Establishment and evaluation of retroperitoneal liposarcoma patient-derived xenograft models: an ideal model for preclinical study

Abstract

Retroperitoneal liposarcoma (RLPS) is one of the most common subtypes of retroperitoneal soft tissue sarcomas. It is characterized by poor sensitivity to radiotherapy and chemotherapy and a low success rate of complete surgical resection. However, there are few reliable preclinical RLPS models for target discovery and therapy research. In this study, we aimed to establish RLPS patient-derived xenograft (PDX) models that are useful for biological research and preclinical drug trials. A total of 56 freshly resected RLPS tissues were subcutaneously transplanted into non-obese diabetic-severe combined immune deficient (NOD-SCID) mice, with subsequent xenotransplantation into second-generation mice. The tumor engraftment rate of first generation PDXs was 44.64%, and higher success rates were obtained from implantations of dedifferentiated, myxous, pleomorphic, high-grade liposarcomas and those with retroperitoneal organ infiltration. The first- and second- generation PDX models preserved the histopathological morphology, gene mutation profiles and MDM2 amplification of the primary tissues. PDX models can also provide the benefit of retaining original tumor biology and microenvironment characteristics, such as abnormal adipose differentiation, elevated Ki67 levels, high microvessel density, cancer-associated fibroblast presence, and tumor-associated macrophage infiltration. Overall survival (OS) and disease-free survival (DFS) of patients with successful first-generation PDX engraftment were significantly poorer than those with failed engraftment. Treatment with MDM2 inhibitor RG7112 significantly suppressed tumor growth of DDLPS PDX in mice. In conclusion, we successfully established RLPS PDX models that were histologically, genetically, and molecularly consistent with the original tissues. These models might provide opportunities for advancing RLPS tumor biology research, facilitating the development of novel drugs, particularly those targeting MDM2 amplification, adipose differentiation process, angiogenesis, cancer-associated fibroblasts, and so on.
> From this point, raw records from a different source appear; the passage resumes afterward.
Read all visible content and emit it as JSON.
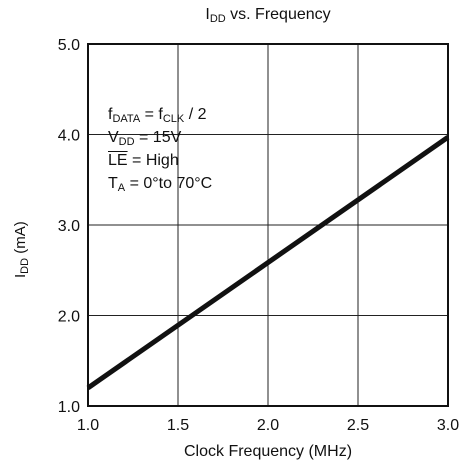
{
  "chart_data": {
    "type": "line",
    "title": {
      "main": "I",
      "sub": "DD",
      "rest": " vs. Frequency"
    },
    "xlabel": "Clock Frequency (MHz)",
    "ylabel": {
      "main": "I",
      "sub": "DD",
      "rest": " (mA)"
    },
    "xlim": [
      1.0,
      3.0
    ],
    "ylim": [
      1.0,
      5.0
    ],
    "x_ticks": [
      "1.0",
      "1.5",
      "2.0",
      "2.5",
      "3.0"
    ],
    "y_ticks": [
      "1.0",
      "2.0",
      "3.0",
      "4.0",
      "5.0"
    ],
    "grid": true,
    "series": [
      {
        "x": [
          1.0,
          3.0
        ],
        "y": [
          1.2,
          3.97
        ]
      }
    ],
    "annotations": {
      "line1": {
        "a": "f",
        "a_sub": "DATA",
        "b": " = f",
        "b_sub": "CLK",
        "c": " / 2"
      },
      "line2": {
        "a": "V",
        "a_sub": "DD",
        "b": " = 15V"
      },
      "line3": {
        "over": "LE",
        "rest": " = High"
      },
      "line4": {
        "a": "T",
        "a_sub": "A",
        "b": " = 0°to 70°C"
      }
    }
  }
}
Keywords: Retroperitoneal liposarcoma; patient-derived xenograft (PDX); prognosis; treatment evaluation; tumor biology research.

Figure 1

HE staining of RLPS tissues and corresponding P1-P2 PDX tissues. For DDLPS case 818, case 553, case 012 and case 074, original tumor (P0) and corresponding P1-P2 PDX tissues showed similar morphological structure. Scale bars, 100 μm.

Figure 2

Genetic features of primary tumors and corresponding P1-P4 PDXs in Case702. (a) HE staining of Case702 and corresponding PDXs. Scale bars, 100 μm. (b) In Case702, low-frequency gene mutations with the highest frequency not exceeding 0.03 was detected in the original tumor (P0), and no additional obvious mutations of these genes could be detected in P1-P4 PDXs. (c) FISH analysis showed that both P0 tumor and P1-P4 PDXs had MDM2 amplification (red fluorescence). Green fluorescence indicated chromosome 12, blue fluorescence showed the nucleus stained by DAPI. Scale bars, 20 μm and 5μm.

Figure 3

Expression of adipogenic differentiation and proliferation markers in fat, original RLPS tissues and corresponding P1-P2 PDX models. (a-e) Relative mRNA expression levels of PPARγ, CEBPα, LPL, ADIPOQ, and MKI67. (f) Representative IHC staining of PPARγ. P0 and P1-P2 PDX models are of PPARγ low expression. (g) Representative IHC staining of Ki67. P0 and P1-P2 PDX models are of Ki67 high expression. **P<0.01, ***P<0.001, ****P<0.0001 compared with normal fat. Scale bars, 100 μm.

Figure 4

Expression of tumor microenvironment components in RLPS tissues and corresponding P1-P2 PDX models. (a) Representative IHC staining of CD34. P0 and P1-P2 PDX models are of high microvessel density. (b) Representative IHC staining of α-SMA. P0 and P1-P2 PDXs are both of CAFs infiltration. (c) Representative IHC staining of CD163. P0 and P1-P2 PDXs are both of TAMs infiltration. Scale bars, 100 μm.

Figure 5

Correlation of OS or DFS of RLPS patients with engraftment status of RLPS tissues. (a) OS in RLPS patients with successful P1 PDXs transplantation was poorer than that with failed P1 PDXs transplantation (1.7 years vs. 2.6 years, p=0.0049). (b) DFS in RLPS patients with successful P1 PDXs transplantation was poorer than that with failed P1 PDXs transplantation (1.2 years vs. 2.2 years, p=0.0042).

Figure 6

Therapeutic response of PDX (Case702) to MDM2 inhibitor RG7112. (a-b) Compared with control group, the tumor volume of mice in treatment group were significantly reduced.*:PDX tumors. (c) The mice treated with RG7112 had a lower PDX growth rate (p=0.015).